Il avait raison, pour nous aussi d'ailleurs, et il ne fallait surtout pas écourter nos vacances, et le dessus nous étions tous d'accord.
-Moi même le passé, nous étions arrivés jusqu'ici, et si aujourd'hui nous n'allions pas jusqu'au bout, je suis sur que l'on ne reviendrais jamais.
-Tout à l'heure en descendant, je ne disais rien, mais je n'en menais pas large, et l'un de vous m'aurais dit on retourne, je n'aurais pas été contre. Et maintenant il faut prendre une décision.
- Pas l’Avenir tu es sur Yves,
- D'accord pas l'avenir!
-Et Claude d'une voix mal assuré, pas le passé pour moi.
-Alors dis je, on va a contretemps;
Claude et Yves en même temps, et qu'est ce que ça veut dire,
-Et moi-même, j'en sais trop rien, je crois que cet l'imprévu.

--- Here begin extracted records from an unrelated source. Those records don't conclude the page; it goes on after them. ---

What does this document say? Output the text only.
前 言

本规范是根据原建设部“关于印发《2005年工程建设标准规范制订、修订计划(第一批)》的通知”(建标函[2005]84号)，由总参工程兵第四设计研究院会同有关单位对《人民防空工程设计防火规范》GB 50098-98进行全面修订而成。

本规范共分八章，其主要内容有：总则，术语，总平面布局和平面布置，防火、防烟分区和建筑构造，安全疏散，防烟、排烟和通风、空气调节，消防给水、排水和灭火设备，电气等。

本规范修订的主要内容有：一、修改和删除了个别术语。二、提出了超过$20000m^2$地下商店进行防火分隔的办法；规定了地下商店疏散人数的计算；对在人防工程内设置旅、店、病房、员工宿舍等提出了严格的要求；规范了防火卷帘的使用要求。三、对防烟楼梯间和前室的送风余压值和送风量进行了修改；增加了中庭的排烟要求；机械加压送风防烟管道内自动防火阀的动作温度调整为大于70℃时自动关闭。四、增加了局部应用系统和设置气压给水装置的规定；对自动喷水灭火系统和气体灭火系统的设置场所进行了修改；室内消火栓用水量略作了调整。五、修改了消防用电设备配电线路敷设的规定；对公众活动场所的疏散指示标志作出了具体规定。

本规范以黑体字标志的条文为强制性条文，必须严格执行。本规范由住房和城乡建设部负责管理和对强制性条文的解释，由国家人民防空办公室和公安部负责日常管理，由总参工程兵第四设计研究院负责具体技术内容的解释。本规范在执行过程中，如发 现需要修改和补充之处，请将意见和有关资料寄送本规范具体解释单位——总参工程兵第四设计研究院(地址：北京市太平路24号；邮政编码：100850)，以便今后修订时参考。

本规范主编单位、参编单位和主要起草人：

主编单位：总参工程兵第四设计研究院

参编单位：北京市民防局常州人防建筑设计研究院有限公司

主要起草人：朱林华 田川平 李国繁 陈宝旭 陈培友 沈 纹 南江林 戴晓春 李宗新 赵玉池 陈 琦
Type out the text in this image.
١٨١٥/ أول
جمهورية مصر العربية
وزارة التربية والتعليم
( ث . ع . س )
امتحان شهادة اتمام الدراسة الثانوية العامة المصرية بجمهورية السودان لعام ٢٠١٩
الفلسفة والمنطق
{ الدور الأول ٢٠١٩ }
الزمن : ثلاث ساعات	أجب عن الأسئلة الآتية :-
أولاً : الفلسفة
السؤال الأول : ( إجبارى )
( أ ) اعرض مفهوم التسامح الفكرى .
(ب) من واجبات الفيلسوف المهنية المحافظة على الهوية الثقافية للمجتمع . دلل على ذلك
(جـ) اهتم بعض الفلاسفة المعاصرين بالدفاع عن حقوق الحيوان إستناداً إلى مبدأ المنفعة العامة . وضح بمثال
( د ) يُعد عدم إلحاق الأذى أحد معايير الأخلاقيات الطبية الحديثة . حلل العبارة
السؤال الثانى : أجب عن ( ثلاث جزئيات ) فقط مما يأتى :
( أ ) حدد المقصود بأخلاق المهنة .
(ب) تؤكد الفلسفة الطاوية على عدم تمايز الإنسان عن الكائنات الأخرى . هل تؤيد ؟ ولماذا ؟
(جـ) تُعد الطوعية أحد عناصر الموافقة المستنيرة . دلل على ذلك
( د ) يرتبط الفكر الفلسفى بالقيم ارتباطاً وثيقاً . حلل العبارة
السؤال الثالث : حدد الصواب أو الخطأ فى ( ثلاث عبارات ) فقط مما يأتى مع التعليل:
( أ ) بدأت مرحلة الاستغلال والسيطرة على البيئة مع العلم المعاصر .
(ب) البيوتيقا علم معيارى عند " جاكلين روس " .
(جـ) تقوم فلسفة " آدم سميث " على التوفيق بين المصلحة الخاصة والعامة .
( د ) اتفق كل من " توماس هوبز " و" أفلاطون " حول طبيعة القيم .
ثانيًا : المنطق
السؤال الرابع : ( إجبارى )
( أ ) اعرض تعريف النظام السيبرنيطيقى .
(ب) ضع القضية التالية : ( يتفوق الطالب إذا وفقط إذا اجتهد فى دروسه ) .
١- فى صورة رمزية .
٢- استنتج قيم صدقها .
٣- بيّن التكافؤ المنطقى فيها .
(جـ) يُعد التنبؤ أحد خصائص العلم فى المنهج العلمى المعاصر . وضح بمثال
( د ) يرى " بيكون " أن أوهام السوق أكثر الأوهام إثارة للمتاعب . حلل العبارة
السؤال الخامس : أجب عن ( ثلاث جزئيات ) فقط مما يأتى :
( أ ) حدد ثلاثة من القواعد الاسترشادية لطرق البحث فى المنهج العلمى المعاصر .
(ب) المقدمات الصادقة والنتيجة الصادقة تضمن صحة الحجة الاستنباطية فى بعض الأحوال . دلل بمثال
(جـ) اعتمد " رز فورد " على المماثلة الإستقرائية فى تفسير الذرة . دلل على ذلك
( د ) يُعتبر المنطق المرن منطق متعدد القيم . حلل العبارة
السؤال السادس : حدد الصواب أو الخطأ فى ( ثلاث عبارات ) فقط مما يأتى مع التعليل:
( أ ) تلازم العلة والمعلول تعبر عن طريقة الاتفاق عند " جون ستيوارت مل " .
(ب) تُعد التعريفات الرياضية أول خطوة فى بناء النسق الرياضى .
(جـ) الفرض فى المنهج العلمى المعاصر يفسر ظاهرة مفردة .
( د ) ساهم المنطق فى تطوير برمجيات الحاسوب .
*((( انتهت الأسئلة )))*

On entre et on verra bien, je pris la poignée de la porte et celle-ci s'ouvrit en grinçant légèrement, je sentais mes deux cousins près de moi, épaule contre épaule liés par une angoisse indescriptible, on entendait nos cœurs battre la chamade, et nous avancions quand même, la sueur, tombant à grosse goûte de nos fronts, et celle-ci nous brûlaient les yeux.
Tout d'un coup un glissement, le sol se déroba sous nos pieds, et on se retrouva dans une salle immense, un petit lac et une ribambelle d'adolescents étaient là, comme pour attendre une distribution de prix, ou plutôt dans un hall de gare.
Tout le monde avait l'air surpris, et regardaient vers une série de porte, ou à chacune d'elle clignotait une lumière, tout trois surpris, mais rassuré quand même, car nous n'étions pas seul.
Une musique entraînante sortit de nulle part vint nous rassurer, et la un homme de grande taille, avec un drôle de chapeau, vint bonimenter l'avantage que nous avions d'être parvenu jusqu'à lui,et que nous allions pouvoir nous déplacer selon notre volonté, en choisissant une porte, pas n'importe laquelle, mais notre porte et au dessus de chacune d'elle, une petite lumière était mise à clignoter, Claude, Yves et moi-même optâmes pour la couleur verte sans hésiter, et regardant un peu à droite et à gauche, on vit que pratiquement chacun avait pris une décision, et l'endroit se vidait, chacun franchissant une des portes, encouragé par le nombre d'adolescent qui eux avaient déjà choisis une couleur, et nous fîmes de même.